NEW YORK (Dec. 18)
A medical team dispatched by the American Jewish Joint Distribution Committee has been tending to the stream of Rwandan refugees heading home from Tanzania.
More than 100,000 refugees streamed into Rwanda earlier this week, and hundred of thousands were expected to follow, Gideon Taylor, JDC assistant executive vice president, said Tuesday.
Hordes of people throughout Central Africa have been turned into refugees because of the region’s ethnic strife, largely based on enmity between the Hutu and Tutsi tribes.
Tanzania has demanded that all of its more than 500,000 Rwandan refugees leave by the end of the year.

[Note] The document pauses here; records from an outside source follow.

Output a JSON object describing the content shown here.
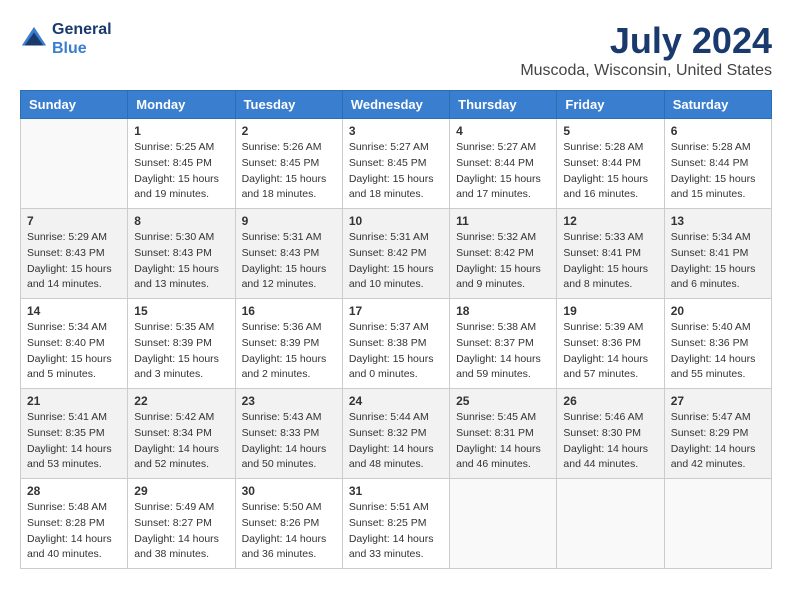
{
  "header": {
    "logo_line1": "General",
    "logo_line2": "Blue",
    "title": "July 2024",
    "subtitle": "Muscoda, Wisconsin, United States"
  },
  "weekdays": [
    "Sunday",
    "Monday",
    "Tuesday",
    "Wednesday",
    "Thursday",
    "Friday",
    "Saturday"
  ],
  "weeks": [
    [
      {
        "day": "",
        "info": ""
      },
      {
        "day": "1",
        "info": "Sunrise: 5:25 AM\nSunset: 8:45 PM\nDaylight: 15 hours\nand 19 minutes."
      },
      {
        "day": "2",
        "info": "Sunrise: 5:26 AM\nSunset: 8:45 PM\nDaylight: 15 hours\nand 18 minutes."
      },
      {
        "day": "3",
        "info": "Sunrise: 5:27 AM\nSunset: 8:45 PM\nDaylight: 15 hours\nand 18 minutes."
      },
      {
        "day": "4",
        "info": "Sunrise: 5:27 AM\nSunset: 8:44 PM\nDaylight: 15 hours\nand 17 minutes."
      },
      {
        "day": "5",
        "info": "Sunrise: 5:28 AM\nSunset: 8:44 PM\nDaylight: 15 hours\nand 16 minutes."
      },
      {
        "day": "6",
        "info": "Sunrise: 5:28 AM\nSunset: 8:44 PM\nDaylight: 15 hours\nand 15 minutes."
      }
    ],
    [
      {
        "day": "7",
        "info": "Sunrise: 5:29 AM\nSunset: 8:43 PM\nDaylight: 15 hours\nand 14 minutes."
      },
      {
        "day": "8",
        "info": "Sunrise: 5:30 AM\nSunset: 8:43 PM\nDaylight: 15 hours\nand 13 minutes."
      },
      {
        "day": "9",
        "info": "Sunrise: 5:31 AM\nSunset: 8:43 PM\nDaylight: 15 hours\nand 12 minutes."
      },
      {
        "day": "10",
        "info": "Sunrise: 5:31 AM\nSunset: 8:42 PM\nDaylight: 15 hours\nand 10 minutes."
      },
      {
        "day": "11",
        "info": "Sunrise: 5:32 AM\nSunset: 8:42 PM\nDaylight: 15 hours\nand 9 minutes."
      },
      {
        "day": "12",
        "info": "Sunrise: 5:33 AM\nSunset: 8:41 PM\nDaylight: 15 hours\nand 8 minutes."
      },
      {
        "day": "13",
        "info": "Sunrise: 5:34 AM\nSunset: 8:41 PM\nDaylight: 15 hours\nand 6 minutes."
      }
    ],
    [
      {
        "day": "14",
        "info": "Sunrise: 5:34 AM\nSunset: 8:40 PM\nDaylight: 15 hours\nand 5 minutes."
      },
      {
        "day": "15",
        "info": "Sunrise: 5:35 AM\nSunset: 8:39 PM\nDaylight: 15 hours\nand 3 minutes."
      },
      {
        "day": "16",
        "info": "Sunrise: 5:36 AM\nSunset: 8:39 PM\nDaylight: 15 hours\nand 2 minutes."
      },
      {
        "day": "17",
        "info": "Sunrise: 5:37 AM\nSunset: 8:38 PM\nDaylight: 15 hours\nand 0 minutes."
      },
      {
        "day": "18",
        "info": "Sunrise: 5:38 AM\nSunset: 8:37 PM\nDaylight: 14 hours\nand 59 minutes."
      },
      {
        "day": "19",
        "info": "Sunrise: 5:39 AM\nSunset: 8:36 PM\nDaylight: 14 hours\nand 57 minutes."
      },
      {
        "day": "20",
        "info": "Sunrise: 5:40 AM\nSunset: 8:36 PM\nDaylight: 14 hours\nand 55 minutes."
      }
    ],
    [
      {
        "day": "21",
        "info": "Sunrise: 5:41 AM\nSunset: 8:35 PM\nDaylight: 14 hours\nand 53 minutes."
      },
      {
        "day": "22",
        "info": "Sunrise: 5:42 AM\nSunset: 8:34 PM\nDaylight: 14 hours\nand 52 minutes."
      },
      {
        "day": "23",
        "info": "Sunrise: 5:43 AM\nSunset: 8:33 PM\nDaylight: 14 hours\nand 50 minutes."
      },
      {
        "day": "24",
        "info": "Sunrise: 5:44 AM\nSunset: 8:32 PM\nDaylight: 14 hours\nand 48 minutes."
      },
      {
        "day": "25",
        "info": "Sunrise: 5:45 AM\nSunset: 8:31 PM\nDaylight: 14 hours\nand 46 minutes."
      },
      {
        "day": "26",
        "info": "Sunrise: 5:46 AM\nSunset: 8:30 PM\nDaylight: 14 hours\nand 44 minutes."
      },
      {
        "day": "27",
        "info": "Sunrise: 5:47 AM\nSunset: 8:29 PM\nDaylight: 14 hours\nand 42 minutes."
      }
    ],
    [
      {
        "day": "28",
        "info": "Sunrise: 5:48 AM\nSunset: 8:28 PM\nDaylight: 14 hours\nand 40 minutes."
      },
      {
        "day": "29",
        "info": "Sunrise: 5:49 AM\nSunset: 8:27 PM\nDaylight: 14 hours\nand 38 minutes."
      },
      {
        "day": "30",
        "info": "Sunrise: 5:50 AM\nSunset: 8:26 PM\nDaylight: 14 hours\nand 36 minutes."
      },
      {
        "day": "31",
        "info": "Sunrise: 5:51 AM\nSunset: 8:25 PM\nDaylight: 14 hours\nand 33 minutes."
      },
      {
        "day": "",
        "info": ""
      },
      {
        "day": "",
        "info": ""
      },
      {
        "day": "",
        "info": ""
      }
    ]
  ]
}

But reports emerged this week that thousands of them are heading back to the Tanzanian camps they abandoned after being corralled by militants.
The two-person JDC team based in Kibongo, Rwanda, includes Art Fost, an American Jew from New Jersey.
Fost and a nurse have a mobile medical unit, from which they treat a one-mile stretch of a “huge column of refugees,” said Taylor, who is based in New York.
The team is in the “eye of the storm” Taylor added.
Another JDC team, headed by American Rick Hodes, is still at work in Kigoma, Tanzania.
Hodes and the two other members of his team — the three are at separate sites in Tanzania — provide medical care for tens of thousands of mostly Zairian and Burundian refugees.
The JDC has had a presence in the region since the 1994 civil war in Rwanda, which saw the massacre of hundreds of thousands of people and which precipitated the current crisis in the region.
Funding for all the medical programs comes from special donations to the JDC Open Mailbox, which is supported by a coalition of 39 Jewish groups. The JDC is the coalition’s operating arm.
The medical teams work in partnership with the International Rescue Committee, a U.S.-based group.